Brief of Professors Sant'Ambrogio and Zimmerman as Amicus Curiae in Support of Plaintiffs' Motion for Summary Judgment in Bauer v. Devos
28 Pages Posted: 20 Dec 2017 Last revised: 14 May 2018
Date Written: May 1, 2018
This amicus brief explains why the Education Department's recent decision to suspend new rules that would help defrauded students obtain debt relief was arbitrary and capricious. Following an extensive process that generated over 50,000 public comments, on November 1, 2016, the Department of Education released new rules for students seeking debt relief (the “2016 Regulations”). The 2016 Regulations included a “group process” under which Department officials could commence a single action to consistently adjudicate common facts and claims on behalf of a large group of student borrowers against the same school. The process was adopted in response to the collapse of the Corinthian Colleges, which prompted thousands of students to petition the Department for debt relief in 2016.

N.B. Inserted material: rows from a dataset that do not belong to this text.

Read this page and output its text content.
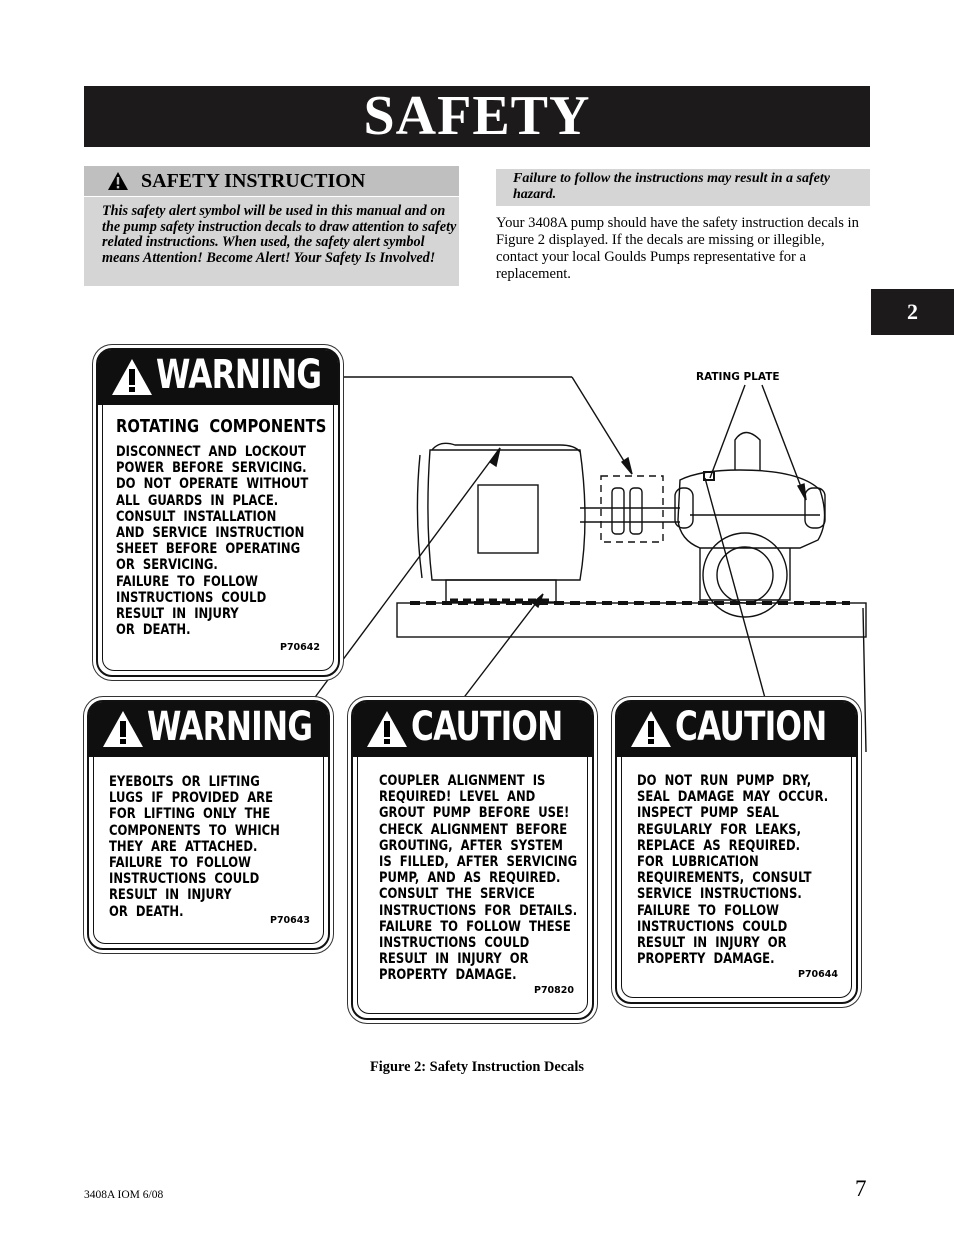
SAFETY
SAFETY INSTRUCTION
This safety alert symbol will be used in this manual and on the pump safety instruction decals to draw attention to safety related instructions. When used, the safety alert symbol means Attention! Become Alert! Your Safety Is Involved!
Failure to follow the instructions may result in a safety hazard.
Your 3408A pump should have the safety instruction decals in Figure 2 displayed. If the decals are missing or illegible, contact your local Goulds Pumps representative for a replacement.
2
RATING PLATE
WARNING
ROTATING  COMPONENTS
DISCONNECT  AND  LOCKOUT
POWER  BEFORE  SERVICING.
DO  NOT  OPERATE  WITHOUT
ALL  GUARDS  IN  PLACE.
CONSULT  INSTALLATION
AND  SERVICE  INSTRUCTION
SHEET  BEFORE  OPERATING
OR  SERVICING.
FAILURE  TO  FOLLOW
INSTRUCTIONS  COULD
RESULT  IN  INJURY
OR  DEATH.
P70642
WARNING
EYEBOLTS  OR  LIFTING
LUGS  IF  PROVIDED  ARE
FOR  LIFTING  ONLY  THE
COMPONENTS  TO  WHICH
THEY  ARE  ATTACHED.
FAILURE  TO  FOLLOW
INSTRUCTIONS  COULD
RESULT  IN  INJURY
OR  DEATH.
P70643
CAUTION
COUPLER  ALIGNMENT  IS
REQUIRED!  LEVEL  AND
GROUT  PUMP  BEFORE  USE!
CHECK  ALIGNMENT  BEFORE
GROUTING,  AFTER  SYSTEM
IS  FILLED,  AFTER  SERVICING
PUMP,  AND  AS  REQUIRED.
CONSULT  THE  SERVICE
INSTRUCTIONS  FOR  DETAILS.
FAILURE  TO  FOLLOW  THESE
INSTRUCTIONS  COULD
RESULT  IN  INJURY  OR
PROPERTY  DAMAGE.
P70820
CAUTION
DO  NOT  RUN  PUMP  DRY,
SEAL  DAMAGE  MAY  OCCUR.
INSPECT  PUMP  SEAL
REGULARLY  FOR  LEAKS,
REPLACE  AS  REQUIRED.
FOR  LUBRICATION
REQUIREMENTS,  CONSULT
SERVICE  INSTRUCTIONS.
FAILURE  TO  FOLLOW
INSTRUCTIONS  COULD
RESULT  IN  INJURY  OR
PROPERTY  DAMAGE.
P70644
Figure 2: Safety Instruction Decals
3408A IOM 6/08	7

At the time, the Department stated that a centralized hearing process offered many benefits: (1) students and schools gained access to a “consistent, clear, fair, and transparent” process; (2) administrators conserved resources by avoiding repetitive claims; and (3) taxpayers saved money when discharged federal loans were offset by money recovered from schools found to have engaged in misconduct. But two weeks before the rules were to take effect, the Department suspended this procedure, without explanation, just as its backlog of claims surged to historic levels (the “Delay Rule”). Four months later, the Department further delayed the effective date of the 2016 Regulations in an Interim Final Rule.

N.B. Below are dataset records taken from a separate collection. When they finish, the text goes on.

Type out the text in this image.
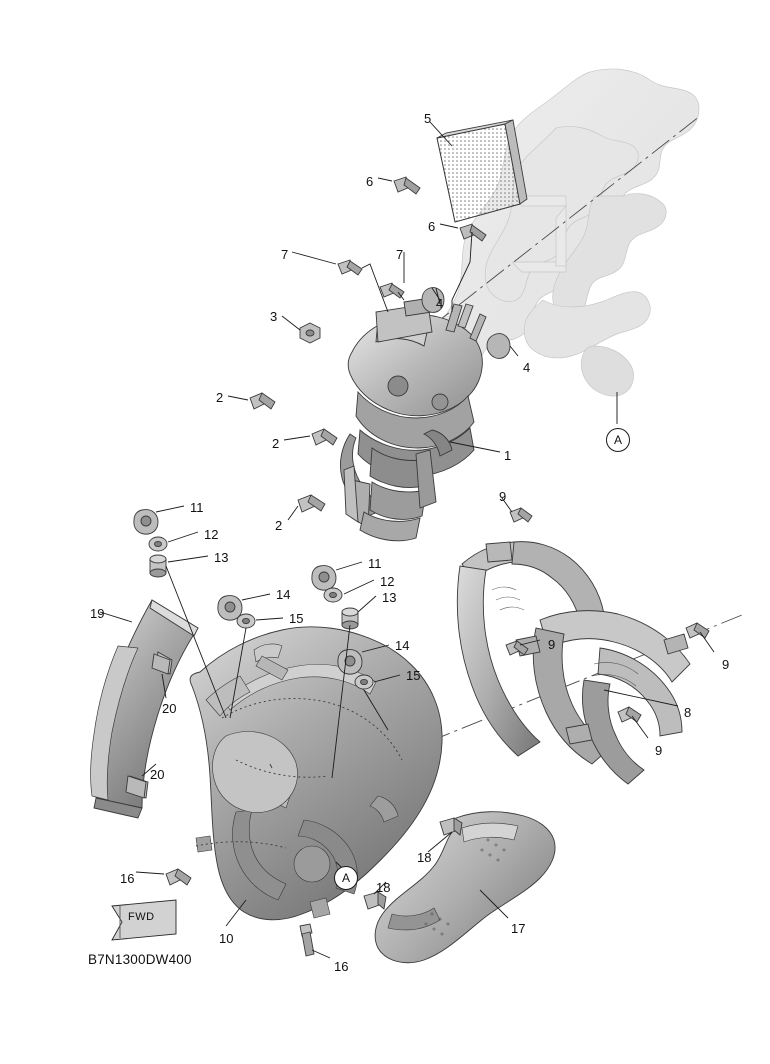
5
6
6
7	7
4
4
3
2
2
2
1
9
9
9
9
8
11
12
13	11
12
13
14
15
14
15
19
20
20
16
16
10
18
18
17
A
A
FWD
B7N1300DW400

We offer the Court a unique perspective, based on extensive research, about the impact of the Department’s delay on the “group process,” which was a critical part of the 2016 Regulations. The Department’s failure to provide any explanation for suspending that part of the 2016 Regulations was itself “arbitrary and capricious” and “contrary to law.” As we show, the Department carefully crafted this group process, repeatedly emphasizing that it was necessary to fairly resolve large numbers of student claims for debt relief. But just when the Department faced mounting backlogs of those same claims, the Department suspended that part of the rule without any justification. With a backlog of student applications approaching 100,000 claims, the Department has needlessly shelved a process carefully designed to provide students with swift relief.